設定や使用環境によっては気にしないでよいこともあるかもしれない.
それでも基本的な考え方として知っておくことは無駄ではなさそう.
ポイント
とにもかくにも,信頼されたユーザだけがDocker daemonを操作できるようにすること.
Docker daemonとはDockerの機能を実現するdaemonのことで,dockerコマンドの宛先といったところ.
操作コマンドの使用を制限するのは当たり前のことにも思えるが,なぜ大事なのか.
もう少し詳しく
Dockerコンテナはホストとディレクトリを制限なく共有する仕様となっている.
設定次第では,コンテナからホスト側のファイルシステムにアクセスすることも可能となりうる.
例えば外部から任意のコンテナを構築可能なサーバを立ててしまうと,悪意のあるユーザにコンテナの外のホストごとやられ放題となってしまう.
第三者によってC2サーバに使われてしまったり,ボットネットに組み込まれてしまうかもしれない.
そのようなリスクを踏まえ,Docker CLIのREST APIはバージョン0.5.2以降はUNIXソケットを使う仕様になっている.

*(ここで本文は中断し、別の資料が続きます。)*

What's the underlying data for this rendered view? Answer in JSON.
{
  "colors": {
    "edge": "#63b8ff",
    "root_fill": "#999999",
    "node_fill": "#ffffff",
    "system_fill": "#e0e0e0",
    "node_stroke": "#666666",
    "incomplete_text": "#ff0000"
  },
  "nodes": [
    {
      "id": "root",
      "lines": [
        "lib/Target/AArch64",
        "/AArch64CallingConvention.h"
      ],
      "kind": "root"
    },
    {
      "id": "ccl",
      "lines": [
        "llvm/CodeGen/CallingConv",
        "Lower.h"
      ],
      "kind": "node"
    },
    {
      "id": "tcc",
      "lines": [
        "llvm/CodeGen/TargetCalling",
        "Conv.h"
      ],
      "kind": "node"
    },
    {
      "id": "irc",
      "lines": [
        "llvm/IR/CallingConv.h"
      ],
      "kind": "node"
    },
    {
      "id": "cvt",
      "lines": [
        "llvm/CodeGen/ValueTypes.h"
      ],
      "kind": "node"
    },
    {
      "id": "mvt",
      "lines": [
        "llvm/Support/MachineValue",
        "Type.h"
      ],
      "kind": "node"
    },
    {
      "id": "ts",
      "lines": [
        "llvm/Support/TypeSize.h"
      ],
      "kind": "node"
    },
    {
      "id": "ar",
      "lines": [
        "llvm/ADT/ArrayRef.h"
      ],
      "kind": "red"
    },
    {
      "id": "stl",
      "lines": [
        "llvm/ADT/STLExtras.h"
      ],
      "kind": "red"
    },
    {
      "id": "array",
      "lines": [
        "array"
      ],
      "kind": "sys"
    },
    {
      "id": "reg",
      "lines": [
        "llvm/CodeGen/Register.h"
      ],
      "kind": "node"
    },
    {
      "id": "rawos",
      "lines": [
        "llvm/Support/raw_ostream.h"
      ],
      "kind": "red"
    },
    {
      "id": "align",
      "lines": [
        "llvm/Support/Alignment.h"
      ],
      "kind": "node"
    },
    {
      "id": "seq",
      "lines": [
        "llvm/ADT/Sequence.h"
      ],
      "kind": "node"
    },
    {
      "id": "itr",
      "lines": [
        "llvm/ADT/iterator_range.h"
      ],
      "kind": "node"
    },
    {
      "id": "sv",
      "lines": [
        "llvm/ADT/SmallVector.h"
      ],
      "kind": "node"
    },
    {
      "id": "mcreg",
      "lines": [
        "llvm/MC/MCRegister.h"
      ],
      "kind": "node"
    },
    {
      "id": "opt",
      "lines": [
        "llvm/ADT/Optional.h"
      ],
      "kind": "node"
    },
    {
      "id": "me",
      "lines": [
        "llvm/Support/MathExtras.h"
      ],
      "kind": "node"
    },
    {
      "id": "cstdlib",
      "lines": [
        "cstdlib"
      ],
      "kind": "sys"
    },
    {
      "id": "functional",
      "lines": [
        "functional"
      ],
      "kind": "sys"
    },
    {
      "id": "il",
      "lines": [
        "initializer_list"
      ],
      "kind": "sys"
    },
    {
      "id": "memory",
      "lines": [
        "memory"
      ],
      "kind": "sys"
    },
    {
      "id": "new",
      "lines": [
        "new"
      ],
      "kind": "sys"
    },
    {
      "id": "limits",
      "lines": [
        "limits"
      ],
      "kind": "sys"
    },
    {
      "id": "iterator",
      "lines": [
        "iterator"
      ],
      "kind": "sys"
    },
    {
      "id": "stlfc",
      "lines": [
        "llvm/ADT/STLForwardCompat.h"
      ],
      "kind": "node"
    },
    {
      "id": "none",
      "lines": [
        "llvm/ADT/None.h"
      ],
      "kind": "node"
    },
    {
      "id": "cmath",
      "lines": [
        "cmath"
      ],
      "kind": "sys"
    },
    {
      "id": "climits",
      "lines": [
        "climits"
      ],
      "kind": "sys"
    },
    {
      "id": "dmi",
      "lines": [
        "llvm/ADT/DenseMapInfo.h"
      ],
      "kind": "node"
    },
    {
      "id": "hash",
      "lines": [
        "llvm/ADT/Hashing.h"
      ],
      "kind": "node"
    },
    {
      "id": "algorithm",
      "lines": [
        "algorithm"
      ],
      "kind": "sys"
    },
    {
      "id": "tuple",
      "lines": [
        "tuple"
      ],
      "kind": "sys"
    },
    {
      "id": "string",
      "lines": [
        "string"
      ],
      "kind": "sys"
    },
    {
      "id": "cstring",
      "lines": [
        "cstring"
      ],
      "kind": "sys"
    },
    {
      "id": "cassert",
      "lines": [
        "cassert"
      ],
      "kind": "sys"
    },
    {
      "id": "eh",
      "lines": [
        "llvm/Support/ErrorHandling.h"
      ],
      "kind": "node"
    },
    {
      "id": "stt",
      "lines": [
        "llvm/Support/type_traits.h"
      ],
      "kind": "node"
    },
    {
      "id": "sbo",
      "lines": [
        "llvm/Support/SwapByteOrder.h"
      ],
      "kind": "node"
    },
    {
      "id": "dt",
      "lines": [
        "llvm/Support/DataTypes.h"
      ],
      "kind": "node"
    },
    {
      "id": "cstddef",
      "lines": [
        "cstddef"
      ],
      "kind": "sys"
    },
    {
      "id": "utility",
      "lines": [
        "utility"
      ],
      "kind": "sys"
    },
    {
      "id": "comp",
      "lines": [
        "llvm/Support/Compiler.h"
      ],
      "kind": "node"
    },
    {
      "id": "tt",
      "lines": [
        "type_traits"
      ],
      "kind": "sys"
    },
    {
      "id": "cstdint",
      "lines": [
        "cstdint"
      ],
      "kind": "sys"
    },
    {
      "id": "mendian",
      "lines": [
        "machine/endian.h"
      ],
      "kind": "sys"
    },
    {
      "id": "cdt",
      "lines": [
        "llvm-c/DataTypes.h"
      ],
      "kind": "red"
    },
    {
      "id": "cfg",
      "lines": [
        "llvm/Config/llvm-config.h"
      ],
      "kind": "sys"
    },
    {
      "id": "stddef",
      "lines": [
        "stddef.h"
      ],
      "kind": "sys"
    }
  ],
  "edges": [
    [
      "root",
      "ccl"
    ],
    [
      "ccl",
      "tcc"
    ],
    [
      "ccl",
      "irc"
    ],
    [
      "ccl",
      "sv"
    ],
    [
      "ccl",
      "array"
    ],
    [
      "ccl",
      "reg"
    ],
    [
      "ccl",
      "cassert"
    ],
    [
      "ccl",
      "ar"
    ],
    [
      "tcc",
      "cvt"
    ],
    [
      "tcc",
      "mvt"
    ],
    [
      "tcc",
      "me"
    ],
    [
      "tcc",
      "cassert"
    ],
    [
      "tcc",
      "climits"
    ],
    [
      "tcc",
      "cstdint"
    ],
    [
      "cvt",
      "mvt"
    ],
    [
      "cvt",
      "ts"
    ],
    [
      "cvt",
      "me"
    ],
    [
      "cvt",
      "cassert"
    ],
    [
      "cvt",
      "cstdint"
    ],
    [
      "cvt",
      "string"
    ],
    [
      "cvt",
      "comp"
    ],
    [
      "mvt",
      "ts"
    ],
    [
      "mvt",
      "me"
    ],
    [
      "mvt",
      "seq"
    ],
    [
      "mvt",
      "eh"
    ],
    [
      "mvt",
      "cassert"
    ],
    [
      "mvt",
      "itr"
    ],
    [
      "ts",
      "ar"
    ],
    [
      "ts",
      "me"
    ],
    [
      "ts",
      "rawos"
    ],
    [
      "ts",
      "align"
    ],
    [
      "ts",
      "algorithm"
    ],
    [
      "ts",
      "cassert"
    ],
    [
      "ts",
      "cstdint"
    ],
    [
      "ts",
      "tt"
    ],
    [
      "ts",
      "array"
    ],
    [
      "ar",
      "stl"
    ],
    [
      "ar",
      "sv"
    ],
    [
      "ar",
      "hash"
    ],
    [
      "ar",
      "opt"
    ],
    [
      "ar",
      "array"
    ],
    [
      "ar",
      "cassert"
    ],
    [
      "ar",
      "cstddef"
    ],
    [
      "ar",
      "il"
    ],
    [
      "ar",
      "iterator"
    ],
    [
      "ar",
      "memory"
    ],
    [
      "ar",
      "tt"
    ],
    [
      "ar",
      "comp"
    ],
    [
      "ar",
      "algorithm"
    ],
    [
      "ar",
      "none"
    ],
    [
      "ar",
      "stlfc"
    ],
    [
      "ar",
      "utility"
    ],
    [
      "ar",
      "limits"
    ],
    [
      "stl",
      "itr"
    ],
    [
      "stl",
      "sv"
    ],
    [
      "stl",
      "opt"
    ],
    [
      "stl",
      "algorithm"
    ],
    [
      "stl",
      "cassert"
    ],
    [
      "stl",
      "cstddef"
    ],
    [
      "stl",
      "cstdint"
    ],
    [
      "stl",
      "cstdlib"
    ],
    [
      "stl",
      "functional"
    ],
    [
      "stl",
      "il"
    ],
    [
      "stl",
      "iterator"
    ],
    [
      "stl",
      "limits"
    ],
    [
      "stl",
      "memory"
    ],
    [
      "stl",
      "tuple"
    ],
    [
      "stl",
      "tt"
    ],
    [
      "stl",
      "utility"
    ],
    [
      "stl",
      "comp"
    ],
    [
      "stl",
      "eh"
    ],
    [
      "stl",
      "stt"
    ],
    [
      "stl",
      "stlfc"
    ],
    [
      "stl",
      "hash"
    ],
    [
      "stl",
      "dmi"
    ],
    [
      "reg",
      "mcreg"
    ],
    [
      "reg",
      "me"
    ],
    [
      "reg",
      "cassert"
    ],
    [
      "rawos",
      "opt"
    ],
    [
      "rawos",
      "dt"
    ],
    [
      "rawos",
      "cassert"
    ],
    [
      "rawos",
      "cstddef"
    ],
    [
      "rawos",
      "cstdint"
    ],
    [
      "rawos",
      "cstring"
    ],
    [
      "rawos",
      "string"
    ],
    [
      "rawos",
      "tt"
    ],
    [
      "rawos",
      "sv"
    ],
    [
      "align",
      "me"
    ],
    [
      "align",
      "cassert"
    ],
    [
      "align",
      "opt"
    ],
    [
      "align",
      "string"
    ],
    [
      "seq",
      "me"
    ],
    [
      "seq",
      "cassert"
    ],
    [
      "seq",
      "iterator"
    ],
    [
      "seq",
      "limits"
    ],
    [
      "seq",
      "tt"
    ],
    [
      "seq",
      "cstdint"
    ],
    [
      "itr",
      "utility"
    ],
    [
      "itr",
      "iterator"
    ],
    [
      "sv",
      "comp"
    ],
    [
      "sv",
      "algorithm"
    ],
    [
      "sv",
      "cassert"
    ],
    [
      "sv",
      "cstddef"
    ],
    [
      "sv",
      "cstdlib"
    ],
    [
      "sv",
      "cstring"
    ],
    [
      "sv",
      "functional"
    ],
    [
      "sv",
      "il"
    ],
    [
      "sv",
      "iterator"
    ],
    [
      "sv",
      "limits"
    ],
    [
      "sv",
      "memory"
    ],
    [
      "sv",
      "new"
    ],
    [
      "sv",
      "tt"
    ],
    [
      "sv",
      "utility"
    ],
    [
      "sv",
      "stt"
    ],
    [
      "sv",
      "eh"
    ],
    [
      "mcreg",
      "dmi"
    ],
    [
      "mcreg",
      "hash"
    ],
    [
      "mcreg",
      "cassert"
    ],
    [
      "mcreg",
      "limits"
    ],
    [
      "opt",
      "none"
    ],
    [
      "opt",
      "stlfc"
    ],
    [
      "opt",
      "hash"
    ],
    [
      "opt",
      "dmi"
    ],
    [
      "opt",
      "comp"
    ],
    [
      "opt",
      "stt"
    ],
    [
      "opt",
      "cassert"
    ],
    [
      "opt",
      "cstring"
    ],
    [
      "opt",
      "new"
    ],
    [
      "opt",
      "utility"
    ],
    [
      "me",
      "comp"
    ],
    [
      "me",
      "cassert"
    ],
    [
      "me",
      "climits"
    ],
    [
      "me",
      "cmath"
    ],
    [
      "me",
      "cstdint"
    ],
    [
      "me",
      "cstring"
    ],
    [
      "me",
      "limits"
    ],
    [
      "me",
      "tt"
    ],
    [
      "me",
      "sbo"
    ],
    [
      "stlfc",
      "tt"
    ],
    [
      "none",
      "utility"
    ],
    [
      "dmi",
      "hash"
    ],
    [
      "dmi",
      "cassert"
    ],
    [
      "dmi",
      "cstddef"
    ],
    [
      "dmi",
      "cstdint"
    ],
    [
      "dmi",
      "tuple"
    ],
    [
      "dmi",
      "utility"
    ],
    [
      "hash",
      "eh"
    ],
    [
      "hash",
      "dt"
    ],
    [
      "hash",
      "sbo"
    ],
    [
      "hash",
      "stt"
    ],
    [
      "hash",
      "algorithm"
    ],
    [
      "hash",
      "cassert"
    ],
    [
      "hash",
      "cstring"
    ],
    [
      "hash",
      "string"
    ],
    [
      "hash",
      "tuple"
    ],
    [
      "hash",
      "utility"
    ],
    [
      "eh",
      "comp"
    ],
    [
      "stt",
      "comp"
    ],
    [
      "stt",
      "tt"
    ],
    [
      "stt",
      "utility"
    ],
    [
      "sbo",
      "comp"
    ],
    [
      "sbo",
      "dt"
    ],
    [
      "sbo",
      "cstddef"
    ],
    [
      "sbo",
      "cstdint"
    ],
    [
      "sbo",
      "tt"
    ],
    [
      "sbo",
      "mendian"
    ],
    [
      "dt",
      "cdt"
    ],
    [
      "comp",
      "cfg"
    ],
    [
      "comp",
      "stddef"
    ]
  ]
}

Docker Engine release notes | Docker Documentation
0.5.2 (2013-08-08)
Builder: Forbid certain paths within docker build ADD
Runtime: Change network range to avoid conflict with EC2 DNS
API: Change daemon to listen on unix socket by default
それまでのTCPソケットによる待ち受けに比べ,従来のUNIX権限チェックを適用することでサーバを守れるため,リスクを減らせるという判断だ.
現在でも設定変更によってREST APIをHTTP経由で叩くことも可能だが,その場合はVPNを張ったり,HTTPSを使うなどでAPI向けの通信を保護したほうがよい.
これ以外にもDockerデーモンは,docker loadやdocker pullなどのイメージ読み込みに対しても脆弱である.
開発者が知らないうちに悪性なイメージを使っていて,それをリリースしてしまう,ということがあるかもしれない.
これに対してはまずバージョン1.3.2でサンドボックス上に展開するような仕様に変更され,さらに1.10.0(下記リンク)からはdocker imageをチェックサムで管理するようにすることで,正規のイメージを保護している.
blog.docker.com
使用しているイメージが意図したものであるかどうかは,IDを見ればよい.
最後に,Dockerを公開する場合は他のサービスと混在させないようにしつつ,必要なサービスはすべてコンテナでまかなうとよい.